In general, I support the concept of the resort fee, but only when the charges are completely and persuasively explained to guests. For a resort fee to make sense, it's got to present a value proposition to the guest: For $X you receive A, B and C. Otherwise, it only serves to inflame the guest perception of nickel and dimeing. (See the airline industry for further explanation.)
Last week, I stayed two nights at the spectacular, over-the-top Atlantis resort on Paradise Island in the Bahamas. I was there for the inaugural CHICOS event, which explored investment and operations issues in the Caribbean tourism industry. The event organizers, HVS Caribbean, negotiated a $199 rate, not bad even in shoulder season for such a one-of-a-kind property. If you haven't been and you're an aficionado of hotels (of course, you are; you're in the business), it should be on your bucket list.
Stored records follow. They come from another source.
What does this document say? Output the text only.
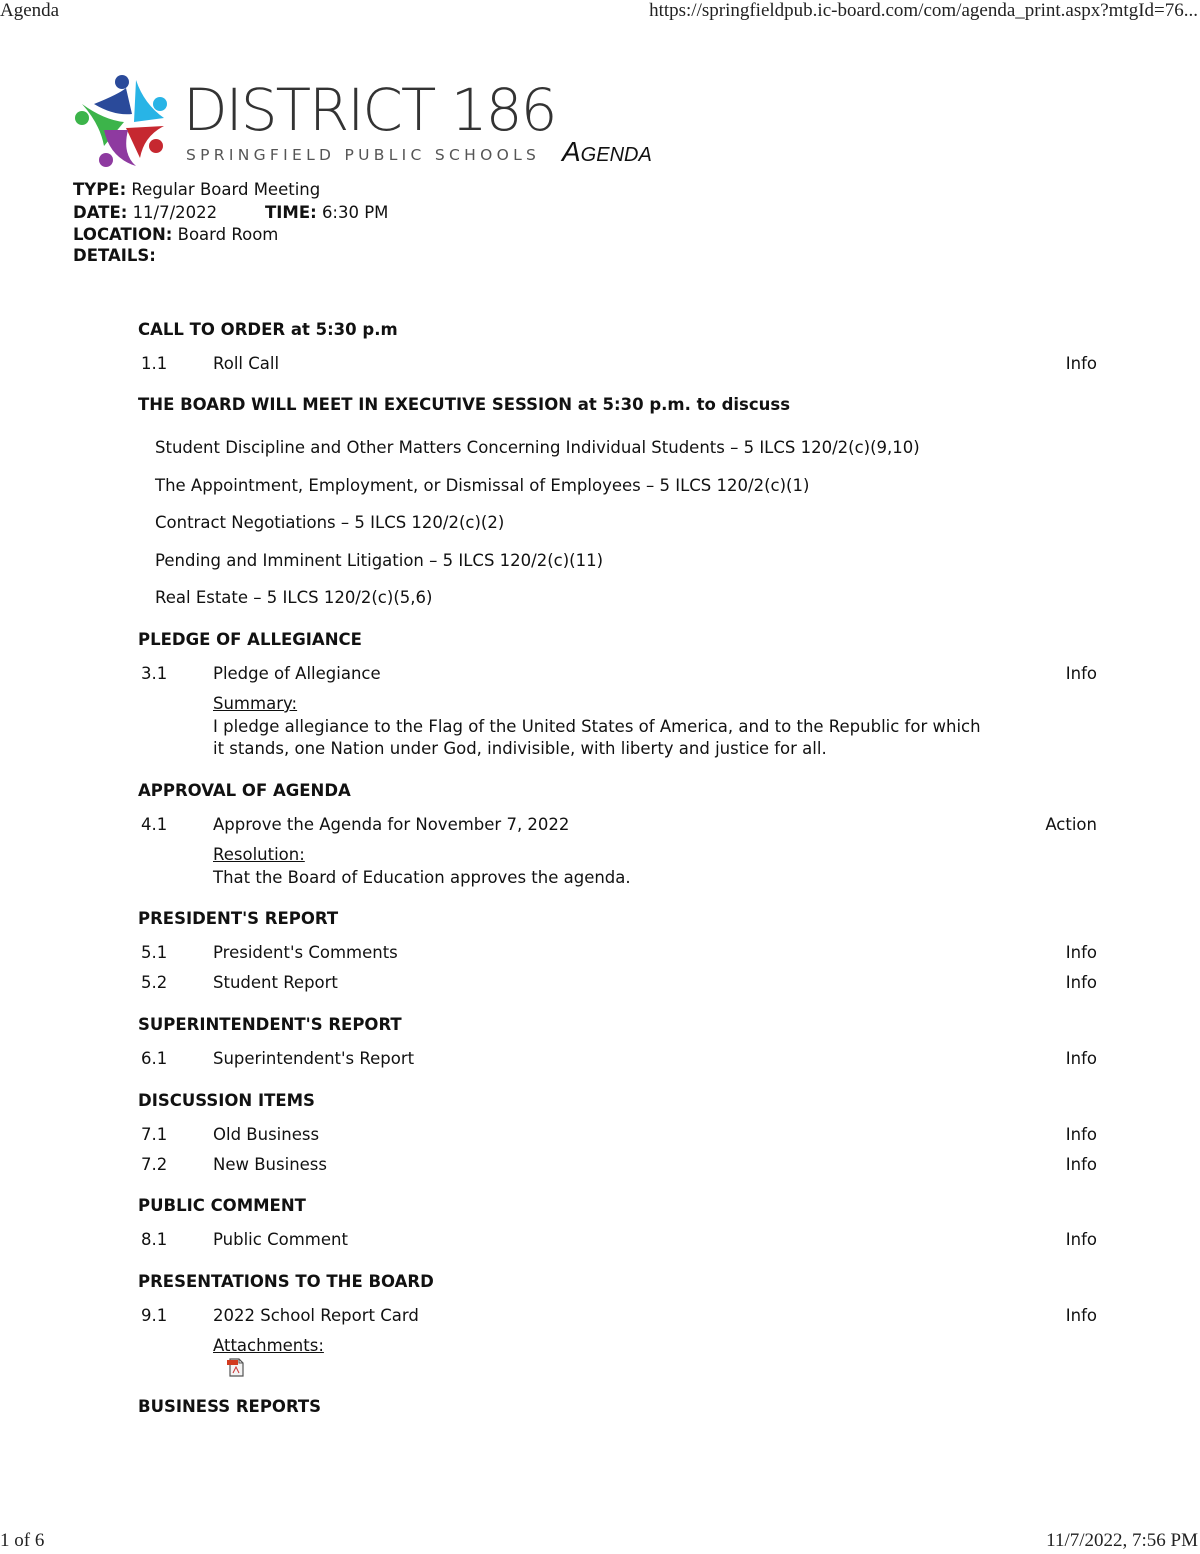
Agenda	https://springfieldpub.ic-board.com/com/agenda_print.aspx?mtgId=76...
DISTRICT 186
SPRINGFIELD PUBLIC SCHOOLS Agenda
TYPE: Regular Board Meeting
DATE: 11/7/2022	TIME: 6:30 PM
LOCATION: Board Room
DETAILS:
CALL TO ORDER at 5:30 p.m
1.1	Roll Call	Info
THE BOARD WILL MEET IN EXECUTIVE SESSION at 5:30 p.m. to discuss
Student Discipline and Other Matters Concerning Individual Students – 5 ILCS 120/2(c)(9,10)
The Appointment, Employment, or Dismissal of Employees – 5 ILCS 120/2(c)(1)
Contract Negotiations – 5 ILCS 120/2(c)(2)
Pending and Imminent Litigation – 5 ILCS 120/2(c)(11)
Real Estate – 5 ILCS 120/2(c)(5,6)
PLEDGE OF ALLEGIANCE
3.1	Pledge of Allegiance	Info
Summary:
I pledge allegiance to the Flag of the United States of America, and to the Republic for which it stands, one Nation under God, indivisible, with liberty and justice for all.
APPROVAL OF AGENDA
4.1	Approve the Agenda for November 7, 2022	Action
Resolution:
That the Board of Education approves the agenda.
PRESIDENT'S REPORT
5.1	President's Comments	Info
5.2	Student Report	Info
SUPERINTENDENT'S REPORT
6.1	Superintendent's Report	Info
DISCUSSION ITEMS
7.1	Old Business	Info
7.2	New Business	Info
PUBLIC COMMENT
8.1	Public Comment	Info
PRESENTATIONS TO THE BOARD
9.1	2022 School Report Card	Info
Attachments:
BUSINESS REPORTS
1 of 6	11/7/2022, 7:56 PM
While the rate was reasonable, the side charges weren't. Instead of levying a $20 or $25 all-inclusive resort fee that covers Internet access, a couple of bottles of water, a daily paper and access to the fitness center, Atlantis chooses to mete out individual charges for everything imaginable and a few that are imponderable. Four of the five mandatory charges are posted to the folio each day: $1.60 for pool and beach tips, $5 for general gratuity, $12.95 for a utility fee and $15.92 for the PITDA/NPIPB fee. What's that, you ask? After some digging, I found it to be combined fees for the Paradise Island Tourism Development Association and the Nassau Paradise Island Promotion Board (Isn't that the same thing?)
The one-time charge was $6 for the bellmen. I wheeled my own suitcase and never went to the pool, but I had no choice about the charges. And while many resort fees include Internet access, it is extra at Atlantis: $29.90 for two days.
As I said at the top, resort fees are a fact of life in some markets and, with direct and creative communications, will be accepted, if not embraced by guests. The kind of shady policies adopted by the Atlantis never will be. In fact, they'll do nothing but create resentment among guests, no matter how spectacular the resort.